A few days ago, Jonathan Willis at Bleacher Report had a great article introducing his readers to a few of the most common NHL advanced
statistics. He breaks the stats up into team statistics and player statistics.
For team stats he mostly focuses on Fenwick and Corsi, which are the two most
popular way that hockey analysts like to measure shot attempts.
Fenwick and Corsi are commonly thought of as a good way to
capture how much a team is dominating offensively, since teams only attempt a
shot when they're in their offensive zone. In other words, Fenwick and Corsi
are thought of as proxies for how much time a team spends in their offensive
zone.
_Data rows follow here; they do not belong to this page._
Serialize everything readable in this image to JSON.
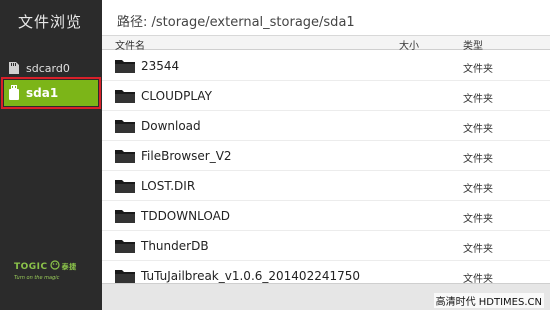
{
  "sidebar": {
    "title": "文件浏览",
    "items": [
      {
        "label": "sdcard0"
      },
      {
        "label": "sda1"
      }
    ],
    "logo": {
      "text": "TOGIC",
      "cn": "泰捷",
      "tagline": "Turn on the magic"
    }
  },
  "path": {
    "label": "路径: /storage/external_storage/sda1"
  },
  "columns": {
    "name": "文件名",
    "size": "大小",
    "type": "类型"
  },
  "files": [
    {
      "name": "23544",
      "type": "文件夹"
    },
    {
      "name": "CLOUDPLAY",
      "type": "文件夹"
    },
    {
      "name": "Download",
      "type": "文件夹"
    },
    {
      "name": "FileBrowser_V2",
      "type": "文件夹"
    },
    {
      "name": "LOST.DIR",
      "type": "文件夹"
    },
    {
      "name": "TDDOWNLOAD",
      "type": "文件夹"
    },
    {
      "name": "ThunderDB",
      "type": "文件夹"
    },
    {
      "name": "TuTuJailbreak_v1.0.6_201402241750",
      "type": "文件夹"
    }
  ],
  "watermark": "高清时代 HDTIMES.CN",
  "colors": {
    "sidebar_bg": "#2b2b2b",
    "active": "#7cb518",
    "highlight_border": "#d8202a"
  }
}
A natural conclusion to draw from this is that if your team dominates
your opponent in the Fenwick and Corsi stats, then most of the game was likely
spent in your offensive zone and your team probably won the game.
In this post I'm going to dig into Fenwick and Corsi and
show that neither stat is very good at predicting who wins hockey games in the
NHL. In fact, I'll show that the simple shots-on-goal stat does a better job at
predicting who will win a game than Fenwick and Corsi.
Before I go any further, here's a quick crash course on what
Fenwick and Corsi are. In every NHL game, the official play-by-play records
shots on goal, as well as missed shots and blocked shots. When Fenwick and
Corsi are used as team-stats, their calculation is straight-forward. A team's
Fenwick is their number of shots on goal (including goals scored) plus missed
shots. A team's Corsi is this number plus the number of shot attempts that were
blocked by the defense.
Often, people use the difference between the two teams'
Fenwick or Corsi measure as a way to measure the amount of time each team
possessed the puck in their own offensive zone. Because they ought to capture
offensive possession time, Fenwick and Corsi differential are often assumed to be
good indicators of who wins hockey games. The rest of the post will show why
this isn't the case.
The graphs above shows the winning percentage of teams that finish
the game with more shots, higher Corsi, and higher Fenwick. These numbers (and all the stats in the post) were calculated based on the play-by-play from every
regular season game from the 2007-2008 season to the lockout-shortened 2013
season, about 6850 games in total.
As you can see, none of these stats are particularly good at
predicting who wins games, regardless of whether we look at all shot attempts
or just those that occur in 5-on-5 situation. Of the three statistics,
shot-on-goal differential is the best predictor of success.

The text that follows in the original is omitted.